Saturday Afternoon at the Opera (on my favourite radio station CBC2) wants listeners to choose their November selections.

Teresa Stratas' Lulu, Domingo's Tristan, Callas's Norma, Vickers' Fidelio or Peter Grimes, etc
16 to chose from...
full list here:

http://music.cbc.ca/blogs/blogpost....Saturday-Afternoon-at-the-Opera-this-November

I'm still working on my choices!


----------



## SixFootScowl (Oct 17, 2011)

Out of that list I would vote for Fidelio and Turandot.


----------



## MAuer (Feb 6, 2011)

I'd probably go with _Turandot_ and either _Idomeneo_ or _Der Freischütz_.

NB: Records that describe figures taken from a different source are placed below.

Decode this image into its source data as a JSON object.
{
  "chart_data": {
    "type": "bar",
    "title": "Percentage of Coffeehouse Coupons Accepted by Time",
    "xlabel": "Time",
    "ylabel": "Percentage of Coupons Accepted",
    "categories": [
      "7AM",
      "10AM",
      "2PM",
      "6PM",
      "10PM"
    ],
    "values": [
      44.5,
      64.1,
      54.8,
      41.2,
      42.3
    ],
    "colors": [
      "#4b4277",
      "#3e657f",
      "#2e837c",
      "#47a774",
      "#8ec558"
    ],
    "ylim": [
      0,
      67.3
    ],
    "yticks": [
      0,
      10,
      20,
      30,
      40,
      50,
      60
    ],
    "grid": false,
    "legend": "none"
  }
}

If the recording of _Fidelio_ they'd chosen had been the one with Nina Stemme and Jonas Kaufmann, it would be my first pick.


----------



## Headphone Hermit (Jan 8, 2014)

I don't need to look at the list - Norma!!!!


----------



## Divasin (Aug 8, 2014)

I'm going to be greedy and choose 6

Beethoven: Fidelio; Klemperer Christa Ludwig / Jon Vickers
Berg: Lulu Teresa Stratas
Peter Grimes Jon Vickers
Bellini: Norma Maria Callas
Weber: Der Freischütz; Kleiber 
Prokofiev: War and Peace; Rostropovich

All powerful interpretations I remember from my youth.


----------



## Bas (Jul 24, 2012)

Of course the Norma - is Callas versus anyone else event worthy to be questioned? - but if that was not an option the Sutherland Turandot or Gardiner's Idomeneo would suffice.


----------



## Itullian (Aug 27, 2011)

Rheingold
Tristan
Freischutz
Fidelio
Norma


----------



## nina foresti (Mar 11, 2014)

Turandot
Peter Grimes
Norma
Tristan & Isolde
Porgy & Bess


----------



## mamascarlatti (Sep 23, 2009)

Pique dame
Tristan und Isolde
Bartered Bride
War and Peace
Pelleas et Melisande


----------



## Couac Addict (Oct 16, 2013)

Norma 
Vixen
Pelleas
Rheingold
L'Orfeo


----------